Investing For a New Decade
The next 10 years are sure to bring a different set of opportunities and obstacles than the past 10.
Debt has always been a component of a real estate investor’s arsenal, but only in recent years has it become a more ubiquitous asset class for institutional investors.
As the global economy continues its longest-running expansion of the post-war era, investors who are interested in taking a more defensive position related to a potential economic slowdown are increasingly looking at debt strategies that, while not offering the upside of equity, come with structural characteristics that limit downside risk.
Indeed, part of the appeal of real estate debt in today’s economic environment rests in its potential to ease the dilemma between taking on risk – attempting to capture any further upside through the economic cycle and, if the eventual correction is modest, into the next one – and being defensive to avoid the risk of capital loss and drag on performance in the event of a substantial correction.
“Looking at the last downturn, some of the results that we saw coming out of real estate debt portfolios were related to poor construction of the underlying real estate debt — interest-only lending, lending on speculative development, leverage on leverage in excessive ways,” said Jackie Brady, Executive Director, Business Development, at PGIM Real Estate. “What we are seeing now are more protections being retained in lending. The asset class will look very different from how it looked in the last global financial crisis, largely because we haven't seen underwriting excesses in the same way. The underlying assets are real estate, so we don't expect that we will get a pass in another downturn. But we would enter that downturn on much stronger footing.”
Andrew Radkiewicz, Global Head of Private Debt Strategy and Investor Solutions at PGIM Real Estate, said investors shouldn’t view real estate debt as a replacement for real estate equity. They should instead consider their expectations of future potential changes in real estate value as the determinant to where they position themselves, with an eye towards their target return; an investor with a Treasury-plus-100-basis-points target will behave differently than one seeking a double-digit return.

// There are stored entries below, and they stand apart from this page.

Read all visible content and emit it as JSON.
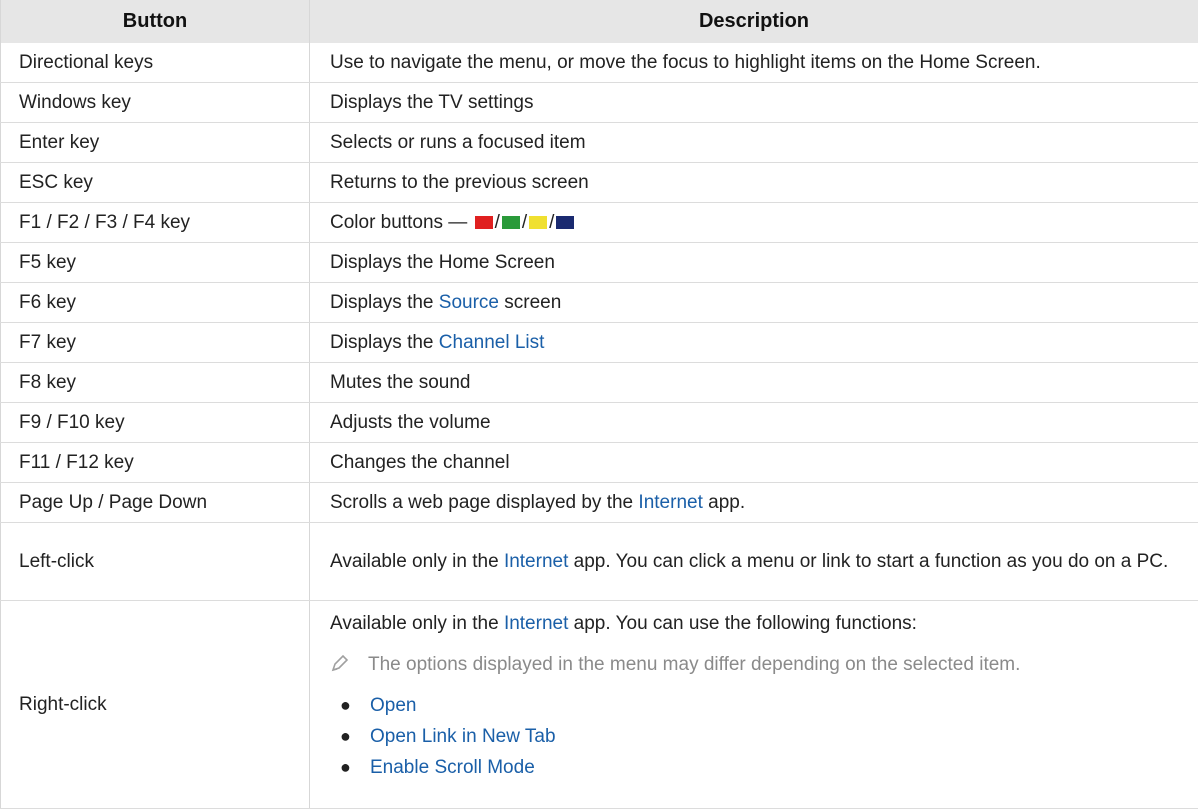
{
  "table": {
    "headers": {
      "button": "Button",
      "description": "Description"
    },
    "rows": [
      {
        "button": "Directional keys",
        "desc": "Use to navigate the menu, or move the focus to highlight items on the Home Screen."
      },
      {
        "button": "Windows key",
        "desc": "Displays the TV settings"
      },
      {
        "button": "Enter key",
        "desc": "Selects or runs a focused item"
      },
      {
        "button": "ESC key",
        "desc": "Returns to the previous screen"
      },
      {
        "button": "F1 / F2 / F3 / F4 key",
        "desc_prefix": "Color buttons —",
        "slash": "/",
        "colors": [
          "#e02020",
          "#2a9a3a",
          "#f0e030",
          "#1a2a70"
        ]
      },
      {
        "button": "F5 key",
        "desc": "Displays the Home Screen"
      },
      {
        "button": "F6 key",
        "desc_pre": "Displays the ",
        "desc_link": "Source",
        "desc_post": " screen"
      },
      {
        "button": "F7 key",
        "desc_pre": "Displays the ",
        "desc_link": "Channel List"
      },
      {
        "button": "F8 key",
        "desc": "Mutes the sound"
      },
      {
        "button": "F9 / F10 key",
        "desc": "Adjusts the volume"
      },
      {
        "button": "F11 / F12 key",
        "desc": "Changes the channel"
      },
      {
        "button": "Page Up / Page Down",
        "desc_pre": "Scrolls a web page displayed by the ",
        "desc_link": "Internet",
        "desc_post": " app."
      },
      {
        "button": "Left-click",
        "desc_pre": "Available only in the ",
        "desc_link": "Internet",
        "desc_post": " app. You can click a menu or link to start a function as you do on a PC."
      },
      {
        "button": "Right-click",
        "desc_pre": "Available only in the ",
        "desc_link": "Internet",
        "desc_post": " app. You can use the following functions:",
        "note": "The options displayed in the menu may differ depending on the selected item.",
        "items": [
          "Open",
          "Open Link in New Tab",
          "Enable Scroll Mode"
        ]
      }
    ]
  }
}
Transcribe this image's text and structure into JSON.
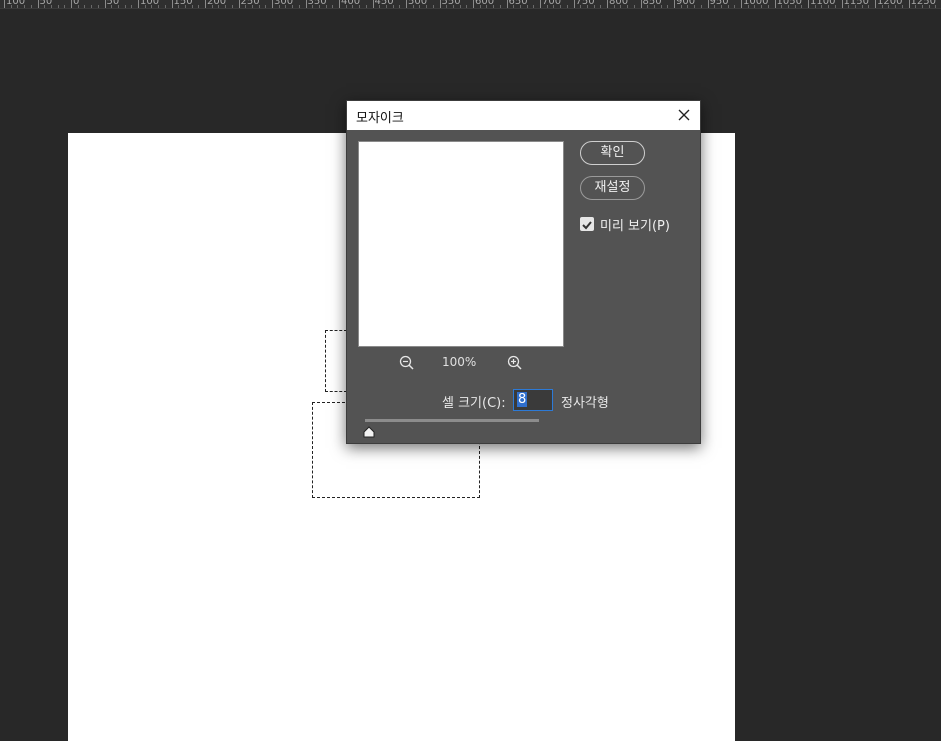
{
  "ruler": {
    "labels": [
      "100",
      "50",
      "0",
      "50",
      "100",
      "150",
      "200",
      "250",
      "300",
      "350",
      "400",
      "450",
      "500",
      "550",
      "600",
      "650",
      "700",
      "750",
      "800",
      "850",
      "900",
      "950",
      "1000",
      "1050",
      "1100",
      "1150",
      "1200",
      "1250"
    ]
  },
  "dialog": {
    "title": "모자이크",
    "ok_label": "확인",
    "reset_label": "재설정",
    "preview_label": "미리 보기(P)",
    "preview_checked": true,
    "zoom_level": "100%",
    "cell_size_label": "셀 크기(C):",
    "cell_size_value": "8",
    "cell_size_unit": "정사각형",
    "slider_value": 8
  },
  "icons": {
    "close": "close-icon",
    "zoom_out": "zoom-out-icon",
    "zoom_in": "zoom-in-icon",
    "checkbox": "checkmark-icon"
  },
  "colors": {
    "workspace": "#282828",
    "dialog_bg": "#535353",
    "input_focus": "#2d7ad6"
  }
}
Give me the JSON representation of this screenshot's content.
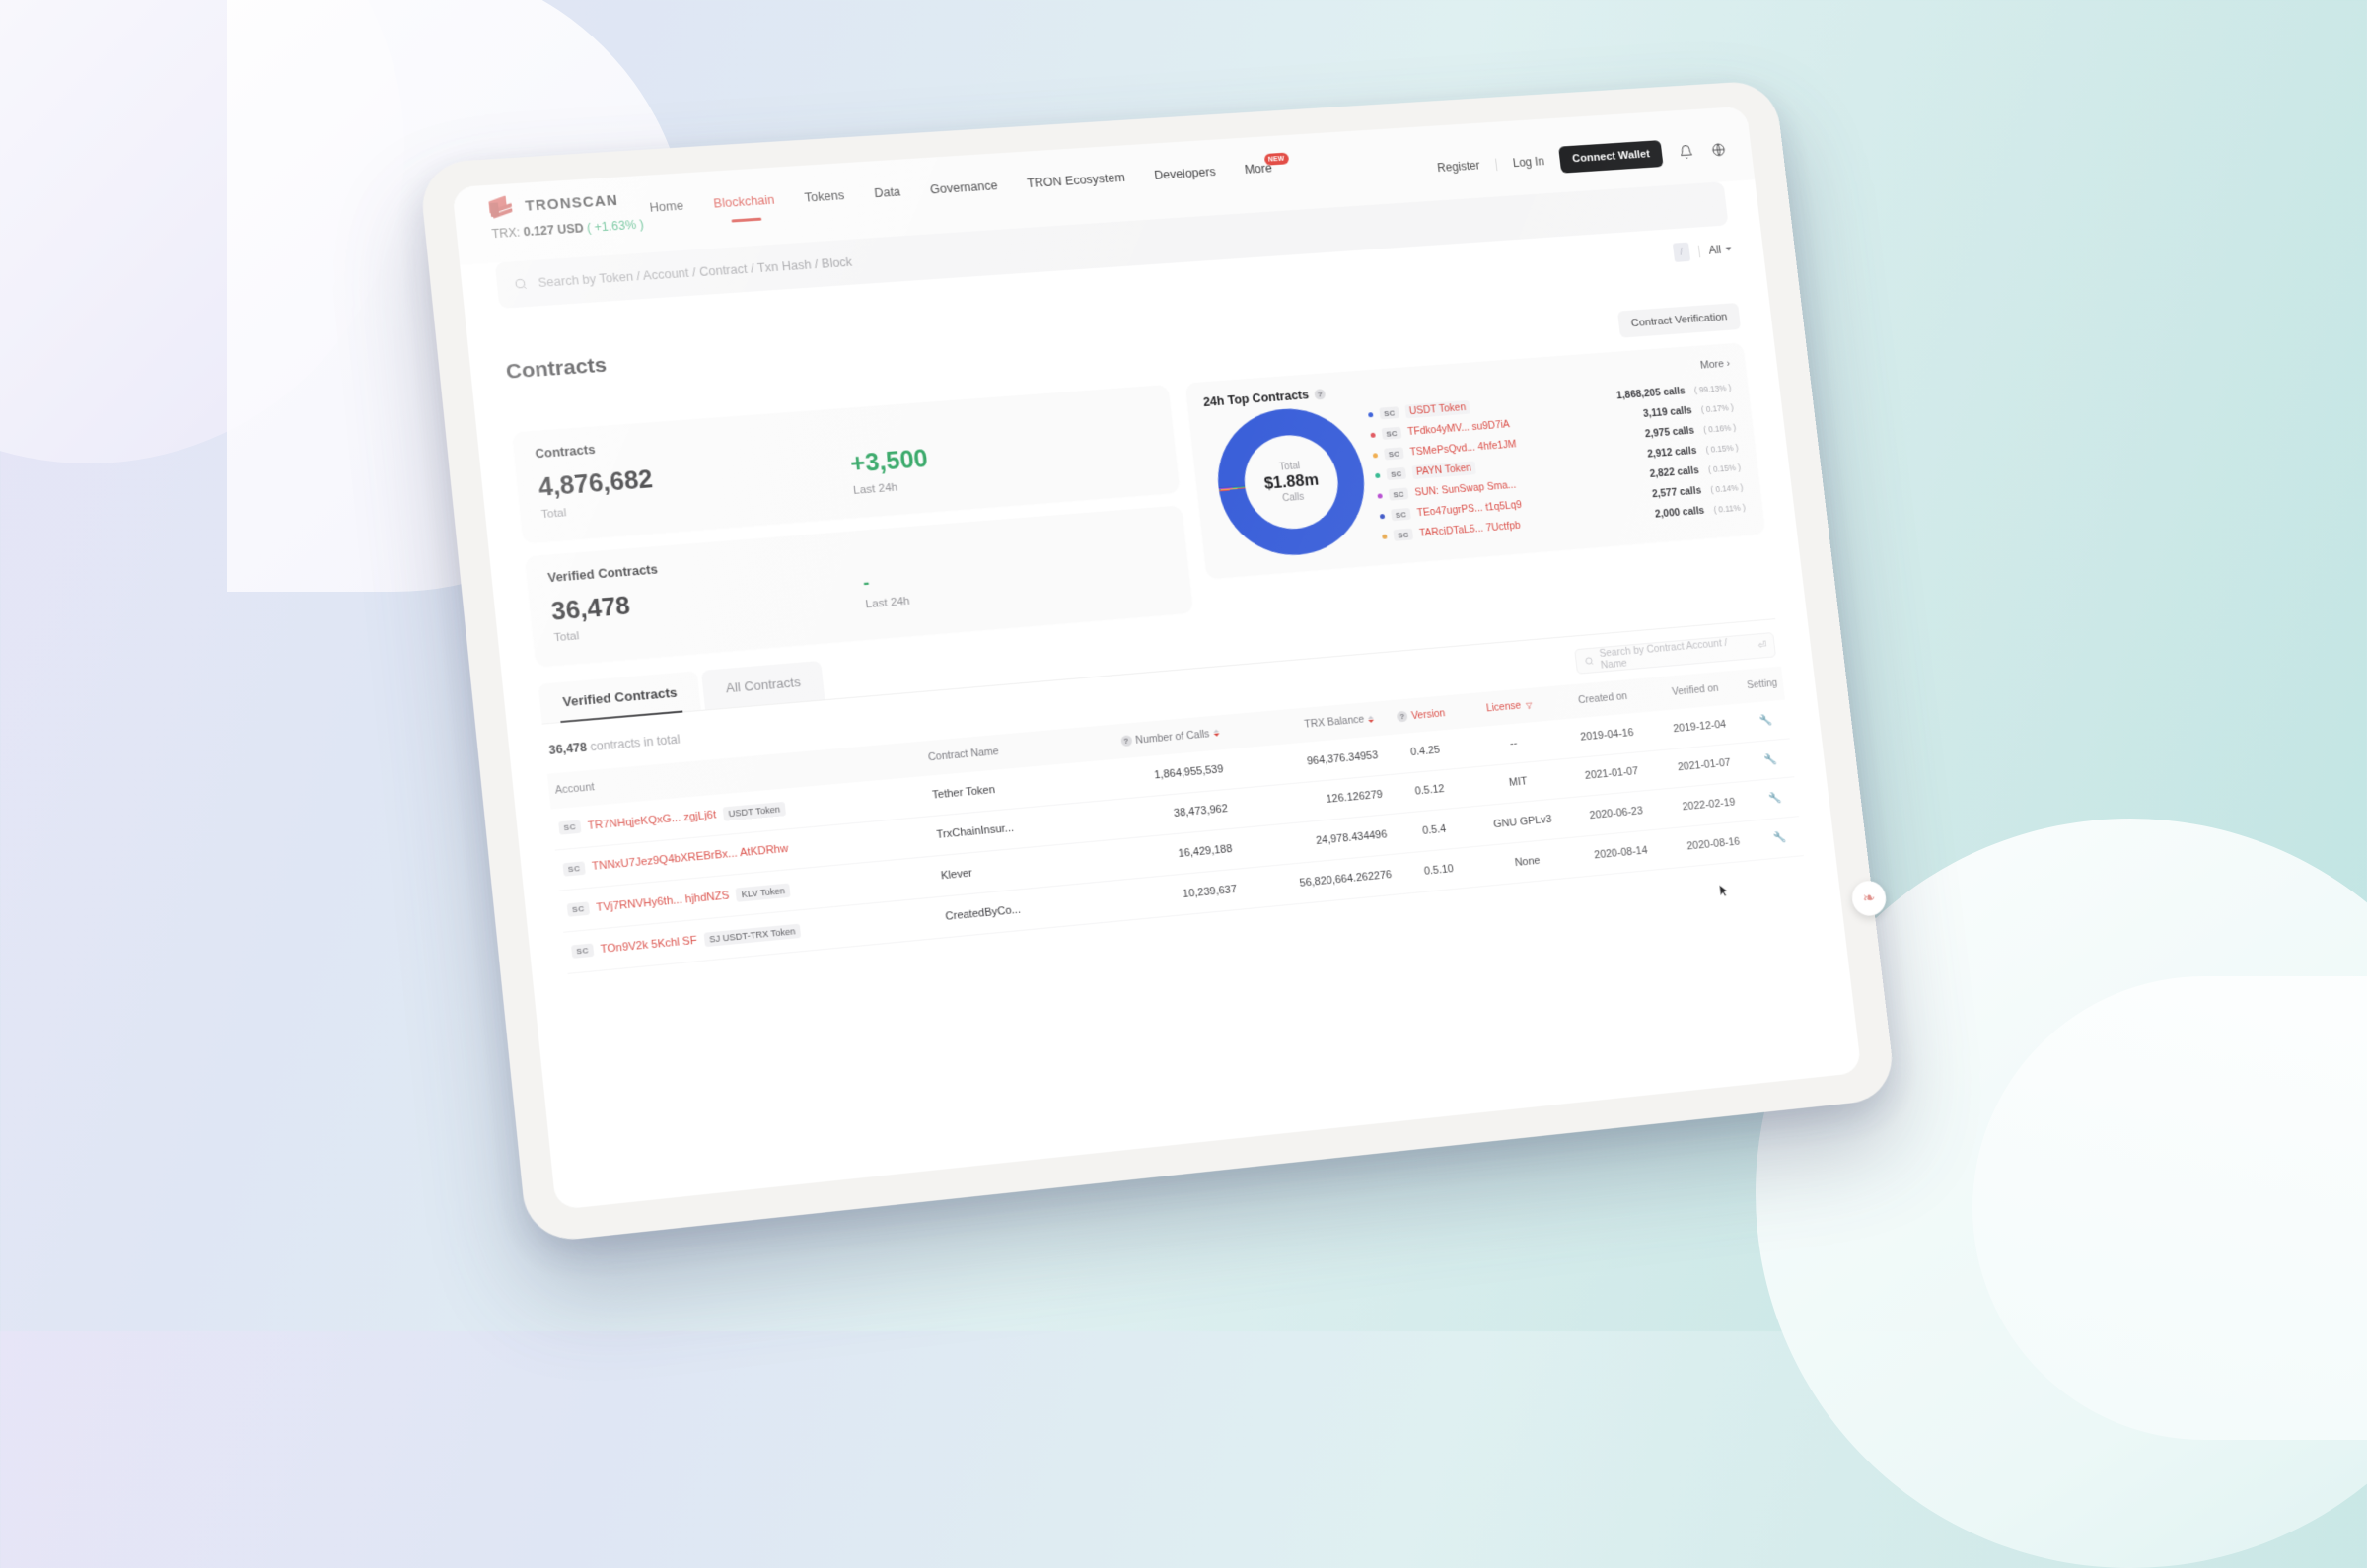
{
  "brand": {
    "name": "TRONSCAN",
    "price_label": "TRX:",
    "price": "0.127 USD",
    "change": "( +1.63% )"
  },
  "nav": {
    "items": [
      {
        "label": "Home",
        "active": false
      },
      {
        "label": "Blockchain",
        "active": true
      },
      {
        "label": "Tokens",
        "active": false
      },
      {
        "label": "Data",
        "active": false
      },
      {
        "label": "Governance",
        "active": false
      },
      {
        "label": "TRON Ecosystem",
        "active": false
      },
      {
        "label": "Developers",
        "active": false
      },
      {
        "label": "More",
        "active": false,
        "badge": "NEW"
      }
    ],
    "register": "Register",
    "login": "Log In",
    "connect_wallet": "Connect Wallet",
    "bell_icon": "bell-icon",
    "language_icon": "globe-icon"
  },
  "search": {
    "placeholder": "Search by Token / Account / Contract / Txn Hash / Block",
    "icon": "search-icon"
  },
  "filter_row": {
    "selector": "All",
    "chip": "/"
  },
  "header": {
    "title": "Contracts",
    "verify_button": "Contract Verification"
  },
  "cards": {
    "contracts": {
      "title": "Contracts",
      "total_value": "4,876,682",
      "total_label": "Total",
      "delta_value": "+3,500",
      "delta_label": "Last 24h"
    },
    "verified": {
      "title": "Verified Contracts",
      "total_value": "36,478",
      "total_label": "Total",
      "delta_value": "-",
      "delta_label": "Last 24h"
    }
  },
  "top_contracts": {
    "title": "24h Top Contracts",
    "more": "More ›",
    "center_top": "Total",
    "center_value": "$1.88m",
    "center_bottom": "Calls"
  },
  "chart_data": {
    "type": "pie",
    "title": "24h Top Contracts",
    "center_label": "Total $1.88m Calls",
    "total_calls": 1880000,
    "legend_position": "right",
    "categories": [
      "USDT Token",
      "TFdko4yMV... su9D7iA",
      "TSMePsQvd... 4hfe1JM",
      "PAYN Token",
      "SUN: SunSwap Sma...",
      "TEo47ugrPS... t1q5Lq9",
      "TARciDTaL5... 7Uctfpb"
    ],
    "values": [
      1868205,
      3119,
      2975,
      2912,
      2822,
      2577,
      2000
    ],
    "percents": [
      "99.13%",
      "0.17%",
      "0.16%",
      "0.15%",
      "0.15%",
      "0.14%",
      "0.11%"
    ],
    "value_labels": [
      "1,868,205 calls",
      "3,119 calls",
      "2,975 calls",
      "2,912 calls",
      "2,822 calls",
      "2,577 calls",
      "2,000 calls"
    ],
    "colors": [
      "#3a5fd9",
      "#e0555c",
      "#f0ab4a",
      "#31b88f",
      "#b64bd0",
      "#3b55c6",
      "#e8a94e"
    ],
    "badge": "SC"
  },
  "table": {
    "tabs": [
      {
        "label": "Verified Contracts",
        "active": true
      },
      {
        "label": "All Contracts",
        "active": false
      }
    ],
    "count_value": "36,478",
    "count_suffix": "contracts in total",
    "search_placeholder": "Search by Contract Account / Name",
    "columns": [
      "Account",
      "Contract Name",
      "Number of Calls",
      "TRX Balance",
      "Version",
      "License",
      "Created on",
      "Verified on",
      "Setting"
    ],
    "rows": [
      {
        "badge": "SC",
        "address": "TR7NHqjeKQxG... zgjLj6t",
        "token": "USDT Token",
        "name": "Tether Token",
        "calls": "1,864,955,539",
        "balance": "964,376.34953",
        "version": "0.4.25",
        "license": "--",
        "created": "2019-04-16",
        "verified": "2019-12-04",
        "setting": "wrench-icon"
      },
      {
        "badge": "SC",
        "address": "TNNxU7Jez9Q4bXREBrBx... AtKDRhw",
        "token": "",
        "name": "TrxChainInsur...",
        "calls": "38,473,962",
        "balance": "126.126279",
        "version": "0.5.12",
        "license": "MIT",
        "created": "2021-01-07",
        "verified": "2021-01-07",
        "setting": "wrench-icon"
      },
      {
        "badge": "SC",
        "address": "TVj7RNVHy6th... hjhdNZS",
        "token": "KLV Token",
        "name": "Klever",
        "calls": "16,429,188",
        "balance": "24,978.434496",
        "version": "0.5.4",
        "license": "GNU GPLv3",
        "created": "2020-06-23",
        "verified": "2022-02-19",
        "setting": "wrench-icon"
      },
      {
        "badge": "SC",
        "address": "TOn9V2k 5Kchl SF",
        "token": "SJ USDT-TRX Token",
        "name": "CreatedByCo...",
        "calls": "10,239,637",
        "balance": "56,820,664.262276",
        "version": "0.5.10",
        "license": "None",
        "created": "2020-08-14",
        "verified": "2020-08-16",
        "setting": "wrench-icon"
      }
    ]
  },
  "float_widget": {
    "icon": "tron-widget-icon"
  }
}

“If one is expecting a downturn, there would naturally be some benefit in dialing up real estate debt and, in other times, dialing it down versus an equity return,” he said. “Although real estate debt gives up an element of future upside, the thinking should be what is that potential upside, and is that small or big enough to give you the downside protection at different parts of the cycle? From a portfolio construction perspective, we think adding real estate debt alongside private real estate equity investments is a good thing to do.”
The rapid growth of the market stems, in part, from its allure to both real estate and fixed income investors. For real estate investors, debt strategies look increasingly attractive compared to equity returns that, given the position of the cycle, are vulnerable to a correction. The attractiveness of holding debt, rather than equity, increases during a downturn.
What’s more, increasing market scale and opportunity are encouraging capital flows to debt strategies. One offshoot of the global financial crisis is that banks have remained constrained by a heavier regulatory burden, creating an opportunity for alternative lenders to either expand from an established base, in the case of the United States, or grow significantly from a small base, as in Europe and Asia Pacific. The excess spreads offered by real estate loans are also attractive to a wide pool of investors, although conditions still favor specialist real estate lenders that can step in and manage a property to recover or grow values if the borrower defaults.
In the last two downturns, the optimal strategy mix for an investor with a combined equity and debt portfolio would have comprised debt holdings of 80% to 90%. Those numbers suggest it would be beneficial to maintain an allocation to debt strategies through the cycle. Given concerns that the global real estate cycle may suffer a period of weakness or a correction in the coming years, the ability of debt investments to provide downside protection means that the asset class could remain an attractive proposition for investors looking to optimize their global real estate portfolio.
“People recognize that this is a large market, it offers a breadth of risk-adjusted return opportunities, and it has been ignored for too long,” said Radkiewicz.